17. Quali precauzioni si consigliano per l’utilizzo della macchina in zone con alte temperature? E quali in basse temperature?
In entrambi i casi si consiglia l’utilizzo di una tettoia per riparare il macchinario dagli agenti atmosferici. Se la macchina andrà posizionata in zone rigide essa sarà predisposta con un riscaldatore interno per garantire costantemente un corretto processo di compostaggio.

18. Quali sono i tempi per la generazione del compost? Essi si accorciano in zone con alte temperature?
La normativa italiana, per poter parlare di compost, prevede 90 gg in totale (60 gg nella macchina di compostaggio e 30 giorni in cumulo esterno). Sicuramente il caldo accelera il processo di compostaggio, ma è difficile quantificarne la differenza.

19. E’ necessario fare manutenzione? Ogni quanto tempo è consigliata?
Una semplice e costante manutenzione garantisce una lunga e duratura vita al macchinario, pertanto con cadenza mensile è utile fare manutenzione ordinaria alle parti più sensibili alle usure (es. pulizia esterna, lubrificazione cuscinetti, controlli visivi di carattere generale)

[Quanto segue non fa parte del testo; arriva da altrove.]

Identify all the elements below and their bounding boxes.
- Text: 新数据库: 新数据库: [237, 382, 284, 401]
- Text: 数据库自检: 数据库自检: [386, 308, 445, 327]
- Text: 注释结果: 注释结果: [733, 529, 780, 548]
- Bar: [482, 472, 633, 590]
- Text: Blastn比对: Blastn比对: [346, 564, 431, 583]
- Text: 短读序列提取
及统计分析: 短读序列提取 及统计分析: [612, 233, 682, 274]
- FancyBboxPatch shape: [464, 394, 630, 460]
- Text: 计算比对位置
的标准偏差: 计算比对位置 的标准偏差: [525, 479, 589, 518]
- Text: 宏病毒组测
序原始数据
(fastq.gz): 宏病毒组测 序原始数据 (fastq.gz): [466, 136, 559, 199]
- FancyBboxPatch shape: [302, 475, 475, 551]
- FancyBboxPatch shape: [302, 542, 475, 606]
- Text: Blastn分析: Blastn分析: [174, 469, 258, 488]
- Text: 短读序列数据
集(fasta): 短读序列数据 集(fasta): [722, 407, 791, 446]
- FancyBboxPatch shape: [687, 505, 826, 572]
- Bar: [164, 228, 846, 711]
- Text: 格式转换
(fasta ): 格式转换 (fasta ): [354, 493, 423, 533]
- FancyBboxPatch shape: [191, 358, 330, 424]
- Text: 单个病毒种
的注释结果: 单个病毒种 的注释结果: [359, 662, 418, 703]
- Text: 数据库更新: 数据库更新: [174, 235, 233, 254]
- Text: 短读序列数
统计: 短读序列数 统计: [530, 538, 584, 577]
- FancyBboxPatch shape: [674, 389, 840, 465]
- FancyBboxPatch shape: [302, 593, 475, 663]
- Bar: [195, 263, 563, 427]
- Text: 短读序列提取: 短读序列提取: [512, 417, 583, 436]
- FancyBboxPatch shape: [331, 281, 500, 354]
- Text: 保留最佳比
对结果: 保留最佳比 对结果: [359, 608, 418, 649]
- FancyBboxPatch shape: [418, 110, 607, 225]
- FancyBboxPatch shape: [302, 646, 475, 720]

20. Le quantità di carico indicate per ogni modello di macchina sono quelle massime consentite? Se per ipotesi nel modello da 15 kg/giorno, si eccede di 3/4 Kg a volta, cosa accade?
Sì, le quantità indicate si riferiscono alla capienza massima, è consigliabile attenersi a dette quantità, per evitare sovraccarichi e di conseguenza blocchi imprevisti alla macchina.

21. Ipotizzando 1 kg di rifiuto organico, qual’ è la quantità di compost che si ottiene?
Con 1 Kg di rifiuto organico si ottiene approssimativamente 0,5 Kg di compost (o anche meno, in base a vari fattori, tra cui la qualità del compostaggio, le temperature e il tipo di rifiuto organico conferito).